Quelques exemples de malformations réductionnelles des membres

  • La plus fréquente des malformations réductionnelles des membres est l’hémimélie transversale (Figure 1C). Elle touche les enfants des deux sexes, est isolée et n’atteint qu’un seul membre, majoritairement un membre supérieur, et le plus souvent au tiers moyen de l’avant-bras. Cette anomalie est accidentelle, elle est attribuée à un accident vasculaire très précoce, touchant la petite artériole qui vascularise la crête ectodermique apicale. Les cellules de celle-ci meurent, n’envoient plus les signaux de division aux cellules sous-jacentes, qui cessent de se multiplier. L’amputation congénitale est d’autant plus proximale que l’accident est survenu précocement. Cette anomalie n’est pas génétique, le risque de récidive dans la fratrie de l’enfant atteint, et plus tard dans sa descendance est celui de la population générale (environ 1/10 000).

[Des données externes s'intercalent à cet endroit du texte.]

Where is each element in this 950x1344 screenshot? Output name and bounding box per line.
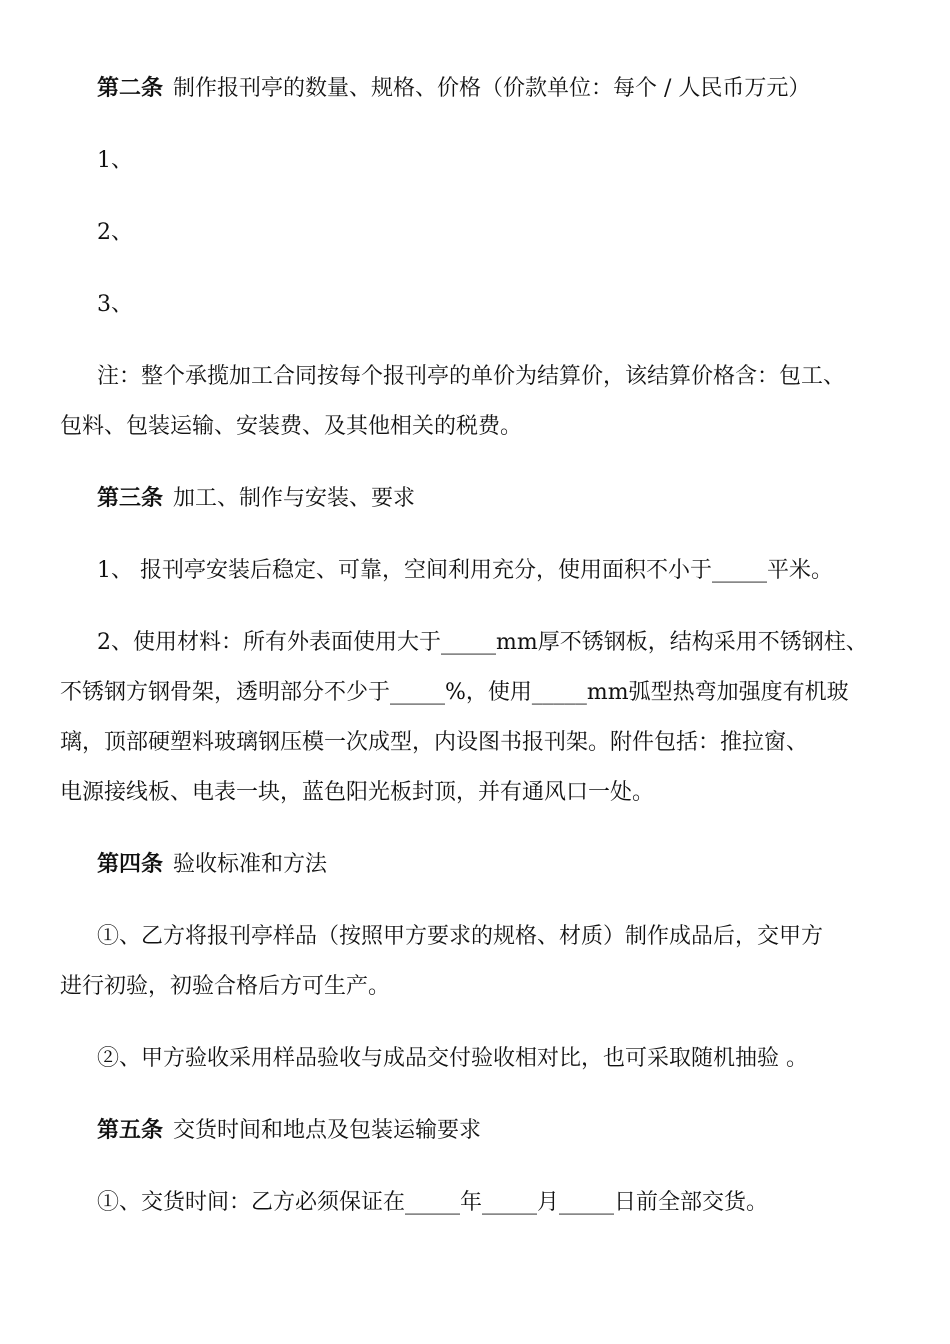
article3-item-2-line-3: 璃，顶部硬塑料玻璃钢压模一次成型，内设图书报刊架。附件包括：推拉窗、: [60, 730, 809, 755]
article2-item-1: 1、: [97, 148, 133, 173]
article5-heading: 第五条: [97, 1118, 164, 1143]
article3-item-2-line-4: 电源接线板、电表一块，蓝色阳光板封顶，并有通风口一处。: [60, 780, 655, 805]
article4-item-2: ②、甲方验收采用样品验收与成品交付验收相对比，也可采取随机抽验 。: [97, 1046, 808, 1071]
article5-title: 交货时间和地点及包装运输要求: [173, 1118, 482, 1143]
article3-item-1: 1、 报刊亭安装后稳定、可靠，空间利用充分，使用面积不小于_____平米。: [97, 558, 833, 583]
article3-item-2-line-1: 2、使用材料：所有外表面使用大于_____mm厚不锈钢板，结构采用不锈钢柱、: [97, 630, 868, 655]
article2-note-line-1: 注：整个承揽加工合同按每个报刊亭的单价为结算价，该结算价格含：包工、: [97, 364, 846, 389]
article4-title: 验收标准和方法: [173, 852, 328, 877]
article4-item-1-line-2: 进行初验，初验合格后方可生产。: [60, 974, 391, 999]
article4-heading: 第四条: [97, 852, 164, 877]
article2-item-3: 3、: [97, 292, 133, 317]
article2-heading-line: [97, 74, 950, 104]
article5-item-1: ①、交货时间：乙方必须保证在_____年_____月_____日前全部交货。: [97, 1190, 769, 1215]
article3-title: 加工、制作与安装、要求: [173, 486, 416, 511]
article4-heading-line: [97, 850, 950, 880]
article3-heading-line: [97, 484, 950, 514]
article3-item-2-line-2: 不锈钢方钢骨架，透明部分不少于_____%，使用_____mm弧型热弯加强度有机玻: [60, 680, 849, 705]
article5-heading-line: [97, 1116, 950, 1146]
article2-note-line-2: 包料、包装运输、安装费、及其他相关的税费。: [60, 414, 523, 439]
article2-title: 制作报刊亭的数量、规格、价格（价款单位：每个 / 人民币万元）: [173, 76, 811, 101]
article3-heading: 第三条: [97, 486, 164, 511]
article2-heading: 第二条: [97, 76, 164, 101]
article2-item-2: 2、: [97, 220, 133, 245]
article4-item-1-line-1: ①、乙方将报刊亭样品（按照甲方要求的规格、材质）制作成品后，交甲方: [97, 924, 824, 949]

  • Les amélies sont beaucoup plus rares et plus probablement génétiques car souvent bilatérales. Nous cherchons actuellement à identifier la cause des amélies des membres supérieurs (Figure 1B).
  • Les hémimélies longitudinales ont, elles aussi, le plus souvent, une cause génétique, même lorsqu’elles sont unilatérales. Par exemple, une aplasie (absence) ou hypoplasie (défaut dedéveloppement) du radius (Figure 1D), qui est responsable d’une malposition de la main (main bote) et qui est, le plus souvent associée à une absence de pouce, peut être liée à de nombreuses causes génétiques différentes, le plus souvent transmises sur un mode autosomique dominant. Ces anomalies peuvent être associées à d’autres malformations, ce qui justifie un bilan complet. Mais il faut aussi garder à l’esprit que certaines de ces anomalies (notamment en cas d’atteinte radiale) peuvent être secondaires à la prise d’un médicament tératogène (toxique pour le foetus), par exemple le Valproate (Dépaquine, excellent antiépileptique)

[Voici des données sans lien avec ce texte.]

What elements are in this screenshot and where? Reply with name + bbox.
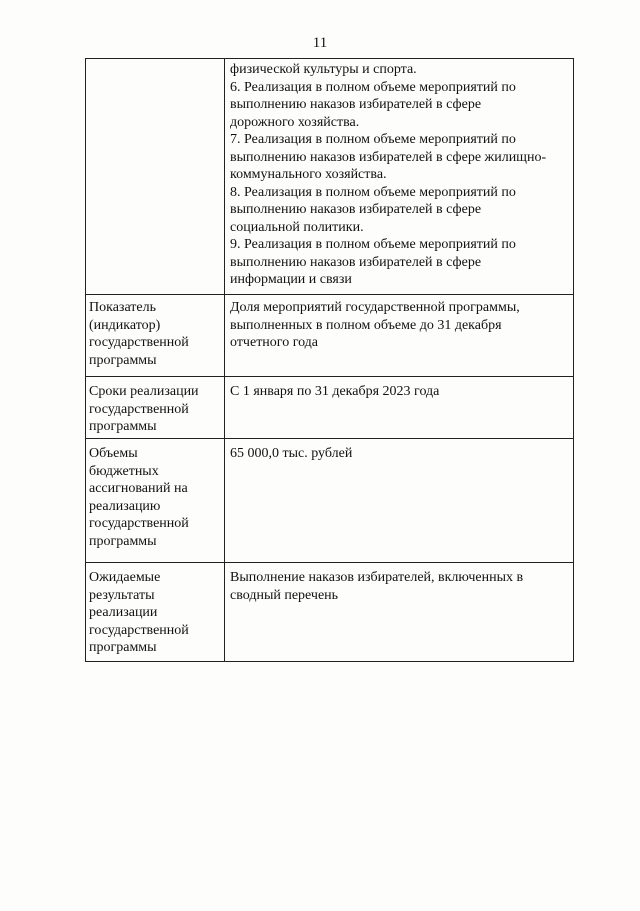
cell-label-line: государственной bbox=[89, 622, 189, 638]
cell-label-line: программы bbox=[89, 640, 157, 655]
cell-text-line: физической культуры и спорта. bbox=[230, 62, 417, 77]
table-cell-value bbox=[225, 295, 574, 377]
cell-text-line: 8. Реализация в полном объеме мероприятий по bbox=[230, 184, 516, 200]
cell-label-line: государственной bbox=[89, 335, 189, 350]
cell-text-line: 65 000,0 тыс. рублей bbox=[230, 446, 353, 461]
cell-label-line: Показатель bbox=[89, 300, 156, 315]
cell-label-line: государственной bbox=[89, 516, 189, 531]
cell-text-line: Выполнение наказов избирателей, включенных в bbox=[230, 570, 524, 585]
cell-text-line: коммунального хозяйства. bbox=[230, 167, 387, 182]
cell-label-line: программы bbox=[89, 352, 157, 368]
cell-text-line: С 1 января по 31 декабря 2023 года bbox=[230, 384, 440, 399]
program-passport-table bbox=[85, 58, 574, 662]
cell-text-line: информации и связи bbox=[230, 272, 352, 287]
table-row bbox=[86, 563, 574, 662]
table-cell-value bbox=[225, 377, 574, 439]
table-cell-label bbox=[86, 563, 225, 662]
table-cell-label bbox=[86, 59, 225, 295]
cell-text-line: 6. Реализация в полном объеме мероприятий по bbox=[230, 79, 516, 95]
table-row bbox=[86, 377, 574, 439]
cell-text-line: сводный перечень bbox=[230, 587, 339, 603]
page-number: 11 bbox=[312, 35, 328, 51]
table-cell-label bbox=[86, 439, 225, 563]
cell-text-line: 7. Реализация в полном объеме мероприятий по bbox=[230, 132, 516, 147]
table-cell-value bbox=[225, 59, 574, 295]
cell-text-line: социальной политики. bbox=[230, 219, 364, 235]
table-row bbox=[86, 439, 574, 563]
cell-label-line: Объемы bbox=[89, 446, 138, 461]
table-row bbox=[86, 59, 574, 295]
cell-text-line: выполнению наказов избирателей в сфере bbox=[230, 202, 482, 217]
table-row bbox=[86, 295, 574, 377]
cell-label-line: государственной bbox=[89, 401, 189, 417]
cell-label-line: результаты bbox=[89, 587, 155, 603]
cell-label-line: реализацию bbox=[89, 498, 161, 514]
table-cell-label bbox=[86, 377, 225, 439]
cell-label-line: программы bbox=[89, 533, 157, 549]
cell-label-line: Ожидаемые bbox=[89, 570, 161, 585]
cell-text-line: выполнению наказов избирателей в сфере bbox=[230, 97, 482, 112]
cell-text-line: выполненных в полном объеме до 31 декабря bbox=[230, 317, 502, 333]
cell-label-line: программы bbox=[89, 419, 157, 434]
cell-label-line: (индикатор) bbox=[89, 317, 161, 333]
cell-text-line: выполнению наказов избирателей в сфере жилищно- bbox=[230, 149, 547, 165]
cell-text-line: Доля мероприятий государственной программы, bbox=[230, 300, 520, 315]
cell-text-line: дорожного хозяйства. bbox=[230, 114, 360, 130]
cell-label-line: Сроки реализации bbox=[89, 384, 199, 399]
cell-label-line: бюджетных bbox=[89, 463, 159, 479]
cell-text-line: выполнению наказов избирателей в сфере bbox=[230, 254, 482, 270]
table-cell-value bbox=[225, 439, 574, 563]
table-cell-value bbox=[225, 563, 574, 662]
table-cell-label bbox=[86, 295, 225, 377]
cell-text-line: отчетного года bbox=[230, 335, 319, 350]
cell-text-line: 9. Реализация в полном объеме мероприятий по bbox=[230, 237, 516, 252]
cell-label-line: ассигнований на bbox=[89, 481, 188, 496]
cell-label-line: реализации bbox=[89, 605, 158, 620]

  • De même, les agénésies ou hypoplasies tibiales responsables de pieds bots (Figure 1E) ont été rattachées à différentes causes génétiques.
  • Les « mains et pieds fendus » (Figure 1G) sont, eux aussi très hétérogènes aux plans clinique (ils peuvent atteindre une ou plusieurs extrémités, être isolés ou associés à d’autres malformations) et du point de vue génétique (Au moins 10 gènes ou régions chromosomiques ont été identifiées)

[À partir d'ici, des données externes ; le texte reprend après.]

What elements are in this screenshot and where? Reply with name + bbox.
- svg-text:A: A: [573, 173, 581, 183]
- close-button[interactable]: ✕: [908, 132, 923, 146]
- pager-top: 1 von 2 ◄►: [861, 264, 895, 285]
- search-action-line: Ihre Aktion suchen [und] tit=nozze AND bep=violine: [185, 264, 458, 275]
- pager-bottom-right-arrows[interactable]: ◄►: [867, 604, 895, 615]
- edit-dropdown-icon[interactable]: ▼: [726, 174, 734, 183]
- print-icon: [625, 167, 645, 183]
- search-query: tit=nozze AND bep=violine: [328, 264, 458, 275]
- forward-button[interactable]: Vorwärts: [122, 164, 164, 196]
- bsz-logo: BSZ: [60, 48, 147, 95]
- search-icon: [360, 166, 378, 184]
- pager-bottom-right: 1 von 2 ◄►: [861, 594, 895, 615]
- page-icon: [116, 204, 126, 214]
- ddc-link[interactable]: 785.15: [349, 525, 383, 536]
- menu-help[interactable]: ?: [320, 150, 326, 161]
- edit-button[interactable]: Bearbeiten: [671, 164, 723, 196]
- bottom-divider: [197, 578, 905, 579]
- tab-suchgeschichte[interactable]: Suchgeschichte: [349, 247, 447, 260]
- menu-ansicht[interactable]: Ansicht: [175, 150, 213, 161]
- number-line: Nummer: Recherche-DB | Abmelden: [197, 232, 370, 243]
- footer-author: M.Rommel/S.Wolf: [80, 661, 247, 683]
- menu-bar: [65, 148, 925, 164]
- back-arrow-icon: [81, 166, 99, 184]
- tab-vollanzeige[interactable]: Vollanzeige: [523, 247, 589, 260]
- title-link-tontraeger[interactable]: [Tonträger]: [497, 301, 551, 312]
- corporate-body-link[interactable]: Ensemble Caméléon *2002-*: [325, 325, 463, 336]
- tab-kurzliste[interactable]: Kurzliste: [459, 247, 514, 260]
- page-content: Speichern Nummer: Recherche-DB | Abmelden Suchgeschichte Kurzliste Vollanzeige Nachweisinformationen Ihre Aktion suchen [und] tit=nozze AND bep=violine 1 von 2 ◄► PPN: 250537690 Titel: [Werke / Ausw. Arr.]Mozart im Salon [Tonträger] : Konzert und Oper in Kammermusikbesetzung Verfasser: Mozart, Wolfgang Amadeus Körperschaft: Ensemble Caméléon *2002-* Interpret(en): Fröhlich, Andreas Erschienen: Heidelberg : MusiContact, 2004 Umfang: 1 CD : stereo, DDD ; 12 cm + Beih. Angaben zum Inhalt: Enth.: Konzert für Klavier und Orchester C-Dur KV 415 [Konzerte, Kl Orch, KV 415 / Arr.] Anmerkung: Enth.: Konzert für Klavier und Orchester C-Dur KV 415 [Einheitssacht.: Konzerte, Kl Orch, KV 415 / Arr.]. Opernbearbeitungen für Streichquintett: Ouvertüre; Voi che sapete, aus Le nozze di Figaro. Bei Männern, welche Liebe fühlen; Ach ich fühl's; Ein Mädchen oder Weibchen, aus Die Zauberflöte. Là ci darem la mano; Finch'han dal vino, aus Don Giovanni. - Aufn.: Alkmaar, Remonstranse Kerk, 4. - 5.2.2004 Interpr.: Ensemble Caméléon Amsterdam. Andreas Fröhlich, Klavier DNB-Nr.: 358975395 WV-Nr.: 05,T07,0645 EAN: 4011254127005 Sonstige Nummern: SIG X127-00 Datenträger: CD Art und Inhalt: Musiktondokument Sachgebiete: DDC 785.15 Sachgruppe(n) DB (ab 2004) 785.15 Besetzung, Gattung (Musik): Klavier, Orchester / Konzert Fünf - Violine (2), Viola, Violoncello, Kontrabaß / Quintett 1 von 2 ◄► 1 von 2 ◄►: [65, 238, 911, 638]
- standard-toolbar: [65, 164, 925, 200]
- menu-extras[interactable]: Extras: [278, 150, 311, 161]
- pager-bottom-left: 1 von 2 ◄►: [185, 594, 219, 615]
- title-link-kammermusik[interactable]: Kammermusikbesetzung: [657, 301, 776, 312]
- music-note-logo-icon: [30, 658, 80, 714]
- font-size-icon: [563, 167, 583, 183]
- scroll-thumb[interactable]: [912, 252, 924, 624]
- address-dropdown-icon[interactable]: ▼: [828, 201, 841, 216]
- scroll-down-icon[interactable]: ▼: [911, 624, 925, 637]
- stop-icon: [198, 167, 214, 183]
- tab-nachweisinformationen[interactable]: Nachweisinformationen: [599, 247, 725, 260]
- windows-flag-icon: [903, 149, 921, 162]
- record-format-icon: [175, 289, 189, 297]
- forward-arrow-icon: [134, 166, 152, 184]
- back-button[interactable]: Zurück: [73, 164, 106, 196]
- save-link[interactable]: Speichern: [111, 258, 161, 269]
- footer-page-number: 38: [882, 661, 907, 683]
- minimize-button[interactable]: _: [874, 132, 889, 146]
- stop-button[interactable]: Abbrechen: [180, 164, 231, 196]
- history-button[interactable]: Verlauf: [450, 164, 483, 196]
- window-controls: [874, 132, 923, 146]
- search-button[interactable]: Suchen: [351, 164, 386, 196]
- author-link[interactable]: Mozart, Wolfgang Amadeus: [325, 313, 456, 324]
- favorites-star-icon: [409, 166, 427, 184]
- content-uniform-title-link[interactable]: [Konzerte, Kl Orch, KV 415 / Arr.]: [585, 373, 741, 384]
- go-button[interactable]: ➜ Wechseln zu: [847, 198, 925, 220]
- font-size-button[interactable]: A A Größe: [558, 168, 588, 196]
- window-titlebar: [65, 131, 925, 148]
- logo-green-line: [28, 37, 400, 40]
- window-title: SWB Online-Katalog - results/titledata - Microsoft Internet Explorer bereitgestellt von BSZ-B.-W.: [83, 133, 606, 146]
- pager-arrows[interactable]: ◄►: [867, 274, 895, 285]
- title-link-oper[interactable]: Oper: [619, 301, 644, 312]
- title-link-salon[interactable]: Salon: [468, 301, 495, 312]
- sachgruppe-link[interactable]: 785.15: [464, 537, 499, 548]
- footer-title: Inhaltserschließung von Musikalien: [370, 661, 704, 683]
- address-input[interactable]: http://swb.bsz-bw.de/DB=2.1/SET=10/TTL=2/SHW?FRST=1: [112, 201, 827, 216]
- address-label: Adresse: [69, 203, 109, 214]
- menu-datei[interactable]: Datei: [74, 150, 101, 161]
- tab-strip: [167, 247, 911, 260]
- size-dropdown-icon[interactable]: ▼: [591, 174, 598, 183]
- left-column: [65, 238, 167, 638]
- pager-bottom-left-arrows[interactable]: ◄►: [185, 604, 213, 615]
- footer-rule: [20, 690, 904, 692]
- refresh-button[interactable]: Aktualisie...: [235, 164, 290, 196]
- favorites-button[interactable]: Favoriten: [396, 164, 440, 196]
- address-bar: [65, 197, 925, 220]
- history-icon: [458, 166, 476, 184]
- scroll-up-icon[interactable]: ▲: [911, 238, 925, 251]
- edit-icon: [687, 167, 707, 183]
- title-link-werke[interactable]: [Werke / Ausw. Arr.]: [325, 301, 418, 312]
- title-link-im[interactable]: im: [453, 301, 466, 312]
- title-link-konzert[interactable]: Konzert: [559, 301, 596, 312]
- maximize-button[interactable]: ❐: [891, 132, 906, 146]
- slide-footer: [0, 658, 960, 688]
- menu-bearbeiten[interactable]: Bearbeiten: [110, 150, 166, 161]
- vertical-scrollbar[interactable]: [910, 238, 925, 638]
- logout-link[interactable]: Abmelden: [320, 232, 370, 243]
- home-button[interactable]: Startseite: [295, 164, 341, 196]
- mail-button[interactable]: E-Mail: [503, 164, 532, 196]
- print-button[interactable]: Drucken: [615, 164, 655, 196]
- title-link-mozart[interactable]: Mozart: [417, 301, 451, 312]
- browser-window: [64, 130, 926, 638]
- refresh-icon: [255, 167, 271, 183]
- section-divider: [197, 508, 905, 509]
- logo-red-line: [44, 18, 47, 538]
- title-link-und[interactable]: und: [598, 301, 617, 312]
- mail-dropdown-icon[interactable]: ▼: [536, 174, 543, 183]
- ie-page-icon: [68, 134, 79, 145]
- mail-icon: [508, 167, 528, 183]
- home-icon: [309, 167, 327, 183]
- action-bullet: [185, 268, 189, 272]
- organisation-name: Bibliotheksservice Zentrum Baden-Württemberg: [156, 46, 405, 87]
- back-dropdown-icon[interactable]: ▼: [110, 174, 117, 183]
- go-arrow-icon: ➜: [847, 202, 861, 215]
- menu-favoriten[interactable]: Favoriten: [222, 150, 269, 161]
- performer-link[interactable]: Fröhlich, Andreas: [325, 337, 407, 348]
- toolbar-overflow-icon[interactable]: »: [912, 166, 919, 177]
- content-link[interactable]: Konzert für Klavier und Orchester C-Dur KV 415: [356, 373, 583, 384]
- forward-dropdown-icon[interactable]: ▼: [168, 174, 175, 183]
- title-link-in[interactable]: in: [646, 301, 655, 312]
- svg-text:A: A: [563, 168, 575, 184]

  • Enfin, les phocomélies (Figure 1F) sont, elles aussi le plus souvent génétiques et, dans la grande majorité des cas intégrées au sein d’un syndrome malformatif.

En conclusion

Il peut être important pour le patient et sa famille de savoir la cause d'une anomalie réductionnelle congénitale de membre, tant pour la prise en charge du patient (identification d’éventuelles anomalies associées) que pour l’information génétique au patient et à sa famille. Même si beaucoup d’entre elles sont accidentelles (liées à un accident vasculaire), un certain nombre a un caractère génétique. On y pensera surtout si l’anomalie est bilatérale (même asymétrique) ou touche plusieurs extrémités, si elle est associée à d’autres malformations et s’il existe une histoire familiale. Cependant, c’est surtout le diagnostic clinique réalisé par un généticien clinicien qui évoquera, ou non, l’hypothèse d’une cause génétique et orientera les analyses.

Toutefois ces analyses ne permettront pas toujours d’identifier la cause génétique car il reste beaucoup à découvrir pour expliquer la survenue des malformations congénitales des membres.